Cloning with subsequent in vitro and in vivo characterization of vascular neuropeptide Y (NPY) receptor subtypes in porcine and canine peripheral tissues was performed. RT-PCR with Y 1 and Y 2 receptor-specific primers, indicated expression of Y 1 receptors in both kidney and spleen of dog and pig, and expression of Y 2 receptors in pig spleen. In pig kidney, expression of Y 1 receptor mRNA was located to intrarenal arteries, as demonstrated with in situ hybridization using human probes. The cloned and sequenced canine Y 1, porcine Y 1 and Y 2 receptors revealed high homologies to previously characterized mammalian NPY receptors. Membrane and autoradiographic receptor-binding studies showed specific high-affinity binding sites for the purported Y 1-selective radioligands 125I-[Leu 31Pro 34]peptide YY (PYY) and 3H-BIBP 3226 in dog spleen, and for the putative Y 2-selective 125I-PYY(3–36) in dog and pig spleen.
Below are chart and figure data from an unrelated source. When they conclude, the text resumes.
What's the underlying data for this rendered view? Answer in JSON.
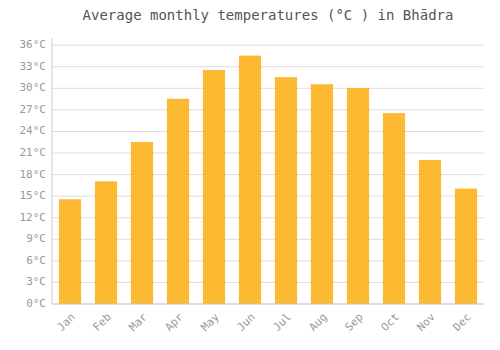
{
  "chart_data": {
    "type": "bar",
    "title": "Average monthly temperatures (°C ) in Bhādra",
    "categories": [
      "Jan",
      "Feb",
      "Mar",
      "Apr",
      "May",
      "Jun",
      "Jul",
      "Aug",
      "Sep",
      "Oct",
      "Nov",
      "Dec"
    ],
    "values": [
      14.5,
      17.0,
      22.5,
      28.5,
      32.5,
      34.5,
      31.5,
      30.5,
      30.0,
      26.5,
      20.0,
      16.0
    ],
    "color": "#FDB931",
    "ylim": [
      0,
      37
    ],
    "yticks": [
      {
        "value": 0,
        "label": "0°C"
      },
      {
        "value": 3,
        "label": "3°C"
      },
      {
        "value": 6,
        "label": "6°C"
      },
      {
        "value": 9,
        "label": "9°C"
      },
      {
        "value": 12,
        "label": "12°C"
      },
      {
        "value": 15,
        "label": "15°C"
      },
      {
        "value": 18,
        "label": "18°C"
      },
      {
        "value": 21,
        "label": "21°C"
      },
      {
        "value": 24,
        "label": "24°C"
      },
      {
        "value": 27,
        "label": "27°C"
      },
      {
        "value": 30,
        "label": "30°C"
      },
      {
        "value": 33,
        "label": "33°C"
      },
      {
        "value": 36,
        "label": "36°C"
      }
    ],
    "grid": true
  }
}
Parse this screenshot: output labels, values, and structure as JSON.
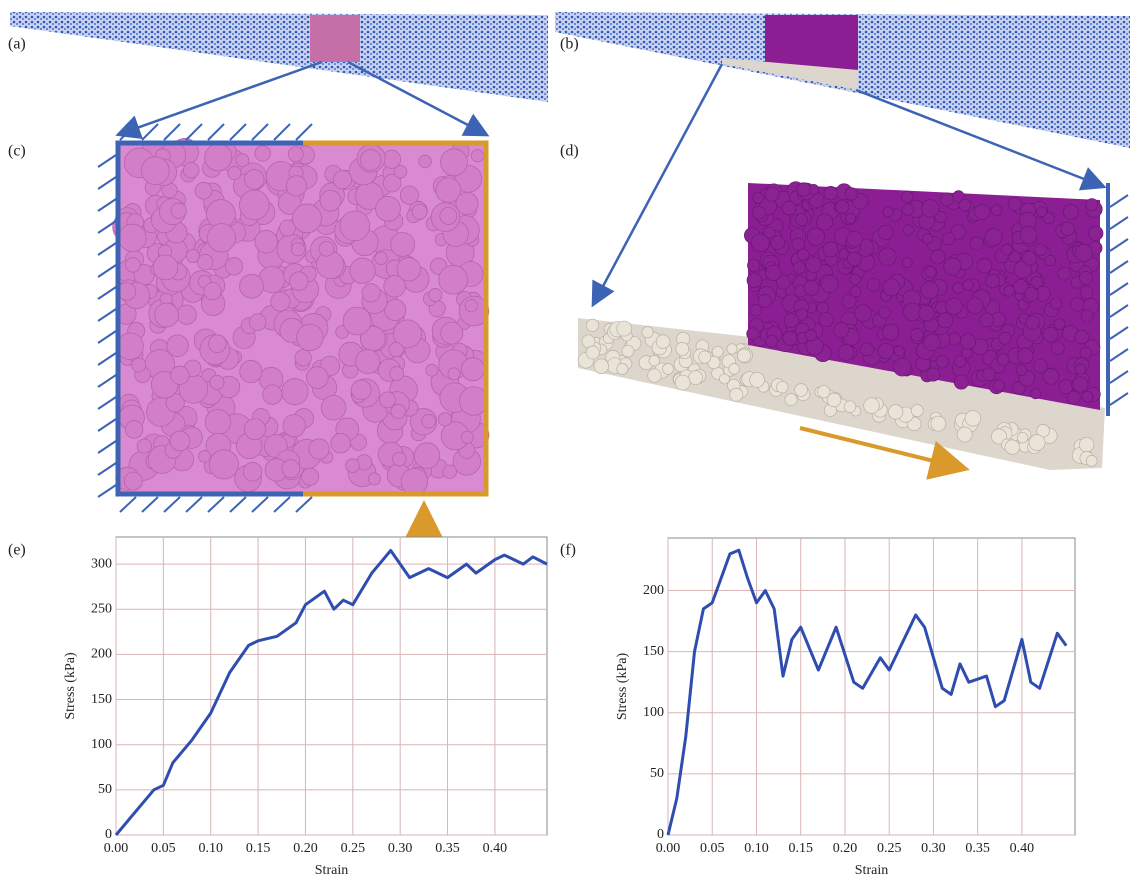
{
  "panel_labels": [
    "(a)",
    "(b)",
    "(c)",
    "(d)",
    "(e)",
    "(f)"
  ],
  "chart_data": [
    {
      "type": "line",
      "x_label": "Strain",
      "y_label": "Stress (kPa)",
      "grid": true,
      "xlim": [
        0,
        0.455
      ],
      "ylim": [
        0,
        330
      ],
      "xticks": [
        {
          "value": 0,
          "label": "0.00"
        },
        {
          "value": 0.05,
          "label": "0.05"
        },
        {
          "value": 0.1,
          "label": "0.10"
        },
        {
          "value": 0.15,
          "label": "0.15"
        },
        {
          "value": 0.2,
          "label": "0.20"
        },
        {
          "value": 0.25,
          "label": "0.25"
        },
        {
          "value": 0.3,
          "label": "0.30"
        },
        {
          "value": 0.35,
          "label": "0.35"
        },
        {
          "value": 0.4,
          "label": "0.40"
        }
      ],
      "yticks": [
        0,
        50,
        100,
        150,
        200,
        250,
        300
      ],
      "x": [
        0,
        0.02,
        0.04,
        0.05,
        0.06,
        0.08,
        0.1,
        0.12,
        0.14,
        0.15,
        0.17,
        0.19,
        0.2,
        0.22,
        0.23,
        0.24,
        0.25,
        0.27,
        0.29,
        0.3,
        0.31,
        0.33,
        0.35,
        0.37,
        0.38,
        0.4,
        0.41,
        0.43,
        0.44,
        0.455
      ],
      "series": [
        {
          "color": "#2f4db0",
          "values": [
            0,
            25,
            50,
            55,
            80,
            105,
            135,
            180,
            210,
            215,
            220,
            235,
            255,
            270,
            250,
            260,
            255,
            290,
            315,
            300,
            285,
            295,
            285,
            300,
            290,
            305,
            310,
            300,
            308,
            300
          ]
        }
      ]
    },
    {
      "type": "line",
      "x_label": "Strain",
      "y_label": "Stress (kPa)",
      "grid": true,
      "xlim": [
        0,
        0.46
      ],
      "ylim": [
        0,
        243
      ],
      "xticks": [
        {
          "value": 0,
          "label": "0.00"
        },
        {
          "value": 0.05,
          "label": "0.05"
        },
        {
          "value": 0.1,
          "label": "0.10"
        },
        {
          "value": 0.15,
          "label": "0.15"
        },
        {
          "value": 0.2,
          "label": "0.20"
        },
        {
          "value": 0.25,
          "label": "0.25"
        },
        {
          "value": 0.3,
          "label": "0.30"
        },
        {
          "value": 0.35,
          "label": "0.35"
        },
        {
          "value": 0.4,
          "label": "0.40"
        }
      ],
      "yticks": [
        0,
        50,
        100,
        150,
        200
      ],
      "x": [
        0,
        0.01,
        0.02,
        0.03,
        0.04,
        0.05,
        0.06,
        0.07,
        0.08,
        0.09,
        0.1,
        0.11,
        0.12,
        0.13,
        0.14,
        0.15,
        0.17,
        0.19,
        0.21,
        0.22,
        0.24,
        0.25,
        0.27,
        0.28,
        0.29,
        0.31,
        0.32,
        0.33,
        0.34,
        0.36,
        0.37,
        0.38,
        0.4,
        0.41,
        0.42,
        0.44,
        0.45
      ],
      "series": [
        {
          "color": "#2f4db0",
          "values": [
            0,
            30,
            80,
            150,
            185,
            190,
            210,
            230,
            233,
            210,
            190,
            200,
            185,
            130,
            160,
            170,
            135,
            170,
            125,
            120,
            145,
            135,
            165,
            180,
            170,
            120,
            115,
            140,
            125,
            130,
            105,
            110,
            160,
            125,
            120,
            165,
            155
          ]
        }
      ]
    }
  ]
}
In the pig in vivo, [Leu 31Pro 34]PYY, administered i.v., evoked vasoconstriction in spleen and kidney, actions that were potently inhibited by the non-peptide Y 1 receptor antagonist SR 120107A. In contrast, PYY(3–36) evoked vasoconstriction only in spleen and this effect was not influenced by SR 120107A. NPY evoked renal and splenic vasoconstriction in the dog in vivo, vascular responses that were inhibited by both BIBP 3226 and SR 120107A. Furthermore, the Y 1 receptor agonist [Leu 31Pro 34]NPY also caused vasoconstriction in dog kidney and spleen, whereas the putative Y 2 agonist N-acetyl[Leu 28Leu 31]NPY(24–36) evoked no such vascular responses. It is concluded that the pig spleen is likely to contain Y 1 and Y 2 receptors, both involved in splenic vasoconstriction. In contrast, the Y 1 receptor seems to be the sole vascular NPY receptor subtype in pig kidney. Moreover, Y 1 receptors predominate in dog spleen and kidney. Furthermore, the cloned canine Y 1 receptor and the porcine Y 1 and Y 2 receptors show great homologies to, and possess ligand requirement profiles in accordance with, the human forms.